By Hai Duyen   August 19, 2020 | 09:42 am GMT+7
Chinese loan sharks charging extortionate interest jailed
Five members of a loan racket stand trial in HCMC, August 18, 2020. Photo by VnExpress/Hai Duyen.
A HCMC court Tuesday sentenced two Chinese men and three Vietnamese nationals to 1-1.5 years in jail for running a loan racket charging yearly interest of 912.5 percent.

The two Chinese men, Si Long, 28, and Yuan Deng Hui, 27, both found guilty of "providing loans in civil transactions at unreasonably high interest rates," were sentenced to a year and six months in jail each.

The three Vietnamese accomplices – two men and a woman, were sentenced to one year in jail each.

The loan racket was busted last April with the police arresting the five defendants following reports from people who were being threatened over delayed repayment of the loans.
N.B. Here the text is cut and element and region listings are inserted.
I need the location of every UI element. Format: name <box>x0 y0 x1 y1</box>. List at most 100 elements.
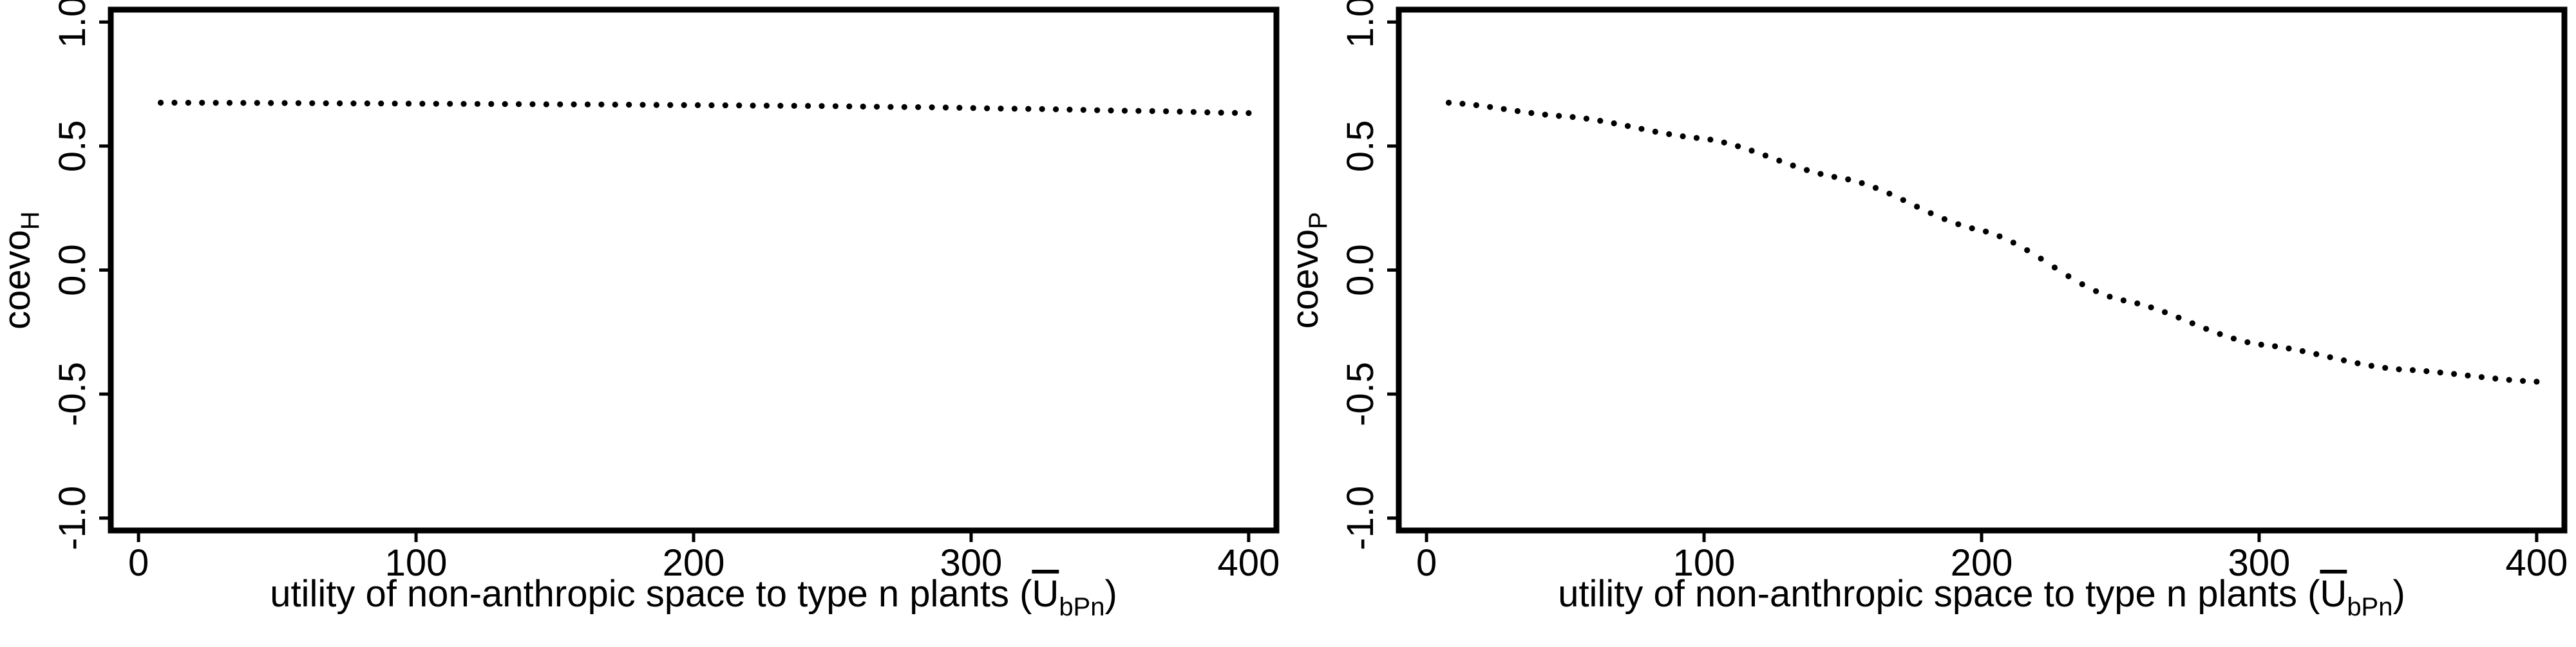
data-point <box>1597 117 1604 124</box>
data-point <box>1969 225 1975 232</box>
y-tick-label: -0.5 <box>1340 362 1381 426</box>
y-tick-label: 0.0 <box>52 244 93 296</box>
x-axis-title-main: utility of non-anthropic space to type n… <box>270 573 1032 615</box>
data-point <box>378 100 384 107</box>
data-point <box>1652 128 1658 135</box>
chart-coevo-p: 0 100 200 300 400 -1.0 -0.5 0.0 0.5 1.0 coevoP u… <box>1284 0 2568 621</box>
data-point <box>929 104 935 111</box>
data-point <box>915 104 922 111</box>
data-point <box>488 100 495 108</box>
data-point <box>1556 113 1562 119</box>
x-axis-title-symbol: U <box>1032 573 1059 615</box>
data-point <box>2107 294 2113 300</box>
data-point <box>956 104 963 111</box>
data-point <box>1776 157 1783 164</box>
data-point <box>1872 185 1879 191</box>
data-point <box>1135 108 1142 114</box>
data-point <box>1638 126 1645 132</box>
data-point <box>1693 135 1700 141</box>
data-point <box>171 99 178 106</box>
data-point <box>2340 357 2347 364</box>
data-point <box>984 105 990 111</box>
x-tick-label: 0 <box>1416 542 1437 584</box>
data-point <box>2148 304 2154 311</box>
y-axis: -1.0 -0.5 0.0 0.5 1.0 <box>52 0 111 550</box>
data-point <box>226 100 233 106</box>
data-point <box>1094 107 1101 113</box>
data-point <box>1025 106 1032 112</box>
data-point <box>750 102 756 109</box>
data-point <box>1473 102 1479 108</box>
data-point <box>1996 233 2003 239</box>
data-point <box>1914 203 1920 210</box>
data-point <box>2354 360 2361 366</box>
data-point <box>571 101 577 108</box>
y-axis-title: coevoH <box>0 211 44 330</box>
data-point <box>543 101 549 108</box>
data-point <box>1735 143 1741 149</box>
x-axis-title-close: ) <box>2392 573 2405 615</box>
data-point <box>1066 106 1073 113</box>
data-point <box>240 100 247 106</box>
data-point <box>419 100 426 107</box>
y-axis-title: coevoP <box>1284 212 1332 328</box>
data-point <box>873 104 880 110</box>
y-axis-title-subscript: H <box>16 211 44 230</box>
data-point <box>2299 348 2306 354</box>
data-point <box>2437 369 2443 376</box>
data-point <box>1666 131 1672 137</box>
data-point <box>970 105 976 111</box>
data-point <box>2203 326 2210 332</box>
data-point <box>887 104 894 110</box>
data-point <box>1927 210 1934 216</box>
data-point <box>1583 115 1590 122</box>
y-tick-label: 0.0 <box>1340 244 1381 296</box>
data-point <box>942 104 949 111</box>
data-point <box>1680 133 1686 140</box>
data-point <box>998 106 1004 112</box>
data-point <box>1707 136 1714 143</box>
data-point <box>2161 309 2168 315</box>
data-point <box>157 99 164 106</box>
x-axis-title-symbol: U <box>2320 573 2347 615</box>
data-point <box>1831 174 1837 180</box>
data-point <box>1721 139 1727 145</box>
data-point <box>639 102 646 108</box>
y-axis-title-subscript: P <box>1304 212 1332 229</box>
data-point <box>2451 371 2458 377</box>
data-point <box>2079 281 2085 288</box>
data-point <box>2051 264 2058 271</box>
data-point <box>694 102 701 108</box>
data-point <box>1501 106 1507 112</box>
data-point <box>295 100 302 106</box>
data-point <box>2533 379 2540 385</box>
data-point <box>1762 153 1769 159</box>
x-tick-label: 300 <box>2228 542 2291 584</box>
x-axis-title: utility of non-anthropic space to type n… <box>270 573 1117 621</box>
data-point <box>791 102 797 109</box>
data-point <box>268 100 274 106</box>
data-point <box>598 101 605 108</box>
data-point <box>2423 368 2430 375</box>
y-tick-label: 0.5 <box>52 120 93 173</box>
data-point <box>1611 120 1617 127</box>
x-axis-title: utility of non-anthropic space to type n… <box>1558 573 2405 621</box>
data-point <box>2286 345 2292 352</box>
data-point <box>667 102 674 108</box>
data-point <box>1542 111 1548 118</box>
data-point <box>254 100 260 106</box>
x-tick-label: 200 <box>663 542 725 584</box>
data-point <box>213 100 219 106</box>
data-point <box>777 102 784 109</box>
y-axis-title-main: coevo <box>0 230 38 330</box>
data-point <box>626 102 632 108</box>
data-point <box>1459 100 1466 107</box>
data-point <box>1190 109 1197 115</box>
data-point <box>309 100 316 106</box>
data-point <box>901 104 907 110</box>
data-point <box>1149 108 1155 115</box>
data-point <box>2506 377 2512 383</box>
data-point <box>1177 108 1183 115</box>
data-point <box>681 102 687 108</box>
data-point <box>350 100 357 107</box>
Jiang Miao and Niu Li Li, both Chinese nationals, were identified as the ringleaders who hired Long and Hui to set up financial companies in Ho Chi Minh City's Binh Tan District in April last year. They also created three apps – vaytocdo, Moreloan, and VDonline, offering loans of over VND100 billion (around $4.26 million) at 2.5 percent interest per day, equivalent to 75 percent a month and 912.5 percent a year, more than 30 times higher than rates at local commercial banks.

Long and Hui advertised the three loan apps on social media like Facebook and via leaflets distributed on the street, offering people fast and easy loans with little paperwork.

The duo employed nearly 40 customer service staff who instructed borrowers on downloading the company's apps on their phones. Customers had to provide personal information including ID card information and bank account numbers; and agree to seven mandatory terms which allow the app to access phone directories.

Their goal was to get the phone numbers of the borrower's relatives, colleagues and friends who could be intimidated later for debt collection.

Investigators said the ring had nearly 500 customers and had earned profits of over VND658 million ($28,300) after six months of operation.

Long and Hui ran the financial companies with a monthly salary of VND35 million each, while three Vietnamese accomplices were hired to work as interpreter, accountant and HR manager to assist the two Chinese operating the ring.

Police haven't caught Miao and Li yet since they were managing the ring via phone and the internet.

Investigators in Vietnam have said around 210 loan-shark rings are operated by more than 2,000 people across the country, targeting low-income workers in urgent need of money. The borrowers approach the loan sharks because they cannot afford the time and paperwork demanded by banks.